Strange as it may seem, when I listen to music as I am doing right now, it forces me to focus and keeps my ADD at bay. Growing up, my parents could never understand why I would play music when reading or studying. They would just shout at me to turn the record player or radio off. But, instinctively I need this learning aid to focus .. go figure! Music helps me concentrate. Once I sit down, play my music I fall into a Zen like zone and my brain slows down to a crawl so that I can concentrate. If it were not for music and the computer I would probably be selling used furniture in Tulsa, Oklahoma.
But when you combine music and dance it can bring back the passionate fire of our youth and the peacefulness of our softer and more graceful years – maybe they are never expressed more fully than through a song and a slow dance.
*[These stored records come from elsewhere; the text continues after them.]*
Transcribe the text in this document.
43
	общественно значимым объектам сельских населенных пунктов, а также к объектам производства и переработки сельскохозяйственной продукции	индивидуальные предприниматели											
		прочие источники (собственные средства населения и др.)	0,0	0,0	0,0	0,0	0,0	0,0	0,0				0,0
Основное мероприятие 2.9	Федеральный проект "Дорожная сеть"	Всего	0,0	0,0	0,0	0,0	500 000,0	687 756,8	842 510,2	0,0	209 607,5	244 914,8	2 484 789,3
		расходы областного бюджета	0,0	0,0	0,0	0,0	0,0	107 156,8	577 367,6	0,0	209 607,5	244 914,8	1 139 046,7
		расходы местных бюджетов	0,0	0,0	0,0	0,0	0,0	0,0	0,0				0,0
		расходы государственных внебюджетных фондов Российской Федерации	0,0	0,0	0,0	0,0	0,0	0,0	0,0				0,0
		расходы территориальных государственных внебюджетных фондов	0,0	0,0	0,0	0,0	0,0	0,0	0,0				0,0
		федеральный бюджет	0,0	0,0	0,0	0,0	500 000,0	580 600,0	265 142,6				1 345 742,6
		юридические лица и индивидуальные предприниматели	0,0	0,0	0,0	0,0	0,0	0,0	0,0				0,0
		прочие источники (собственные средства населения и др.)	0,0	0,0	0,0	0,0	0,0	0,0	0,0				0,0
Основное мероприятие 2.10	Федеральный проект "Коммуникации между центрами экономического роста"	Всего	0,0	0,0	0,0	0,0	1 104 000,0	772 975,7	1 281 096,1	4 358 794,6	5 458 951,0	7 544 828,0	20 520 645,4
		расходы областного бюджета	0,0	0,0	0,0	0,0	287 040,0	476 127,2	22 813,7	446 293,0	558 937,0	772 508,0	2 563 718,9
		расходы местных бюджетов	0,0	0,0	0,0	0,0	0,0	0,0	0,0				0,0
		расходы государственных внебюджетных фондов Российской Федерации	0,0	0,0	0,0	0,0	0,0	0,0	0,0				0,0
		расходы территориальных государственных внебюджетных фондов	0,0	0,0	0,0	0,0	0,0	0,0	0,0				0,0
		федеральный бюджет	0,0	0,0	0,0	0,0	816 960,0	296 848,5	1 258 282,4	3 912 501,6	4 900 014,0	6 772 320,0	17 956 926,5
It is the medium of music and dance that is tangible to our soul and expresses to the world who we truly are and who we can be. The best part of music for me, is when my arms are wrapped around a woman and I can feel the beat of her heart to the tempo of the music. We become lost, yet together in sync as the lyric’s nourish our souls. Unaware of time and space we dance losing isolation to become a bridge of kindred spirits as a karmic connection begins to blossom between us……….would you like to dance? Hit it Bobby.
BOBBY CALDWELL – What You Won’t Do For Love (1979)
“I’m not sure if it the zest for life that I have or just the carbonation… my friends say that I have a bubbly personality. Oh geez ! People that say you have a bubbly personality… chances are you’re not attractive. I don’t think I’m ugly, I have a great smile, good hair, a positive attitude and I’m a Gemini. Did you know that we Gemini’s are gentle, affectionate, curious, adaptable, with an ability to learn quickly and exchange ideas openly. The downside of being a Gemini is nervousness and indecisive….wait a minute, indecisive…Coca-Cola or Pepsi ? Oh ! it’s not important. The only thing I don’t like about being a soda jerk is the paper hats. I mean they tear easily after you sweat and they never fit right. I don’t throw my paper hat’s away I keep them and make origami zebra’s..you know, the strips on the hat and all. Origami zebras are more difficult to fold than origami cranes. My paper hats are perfect for folding for zebras. It took me forever to get the lines of zebra stripes vertical and not horizontal. My zebras reminds me of the old adage: Not everything is black-or-white, or in my case red and white. The world isn’t black-or-white in the zebras world either. I once read that the symbolic meaning of zebras are the masters of balance, a symbol for individuality, the spiritual significance of knowing yourself, and the magic of illusion. So, I may have a bubbly personality and be optimistic by nature but don’t judge me by my stripes, remember I’m a Gemini.”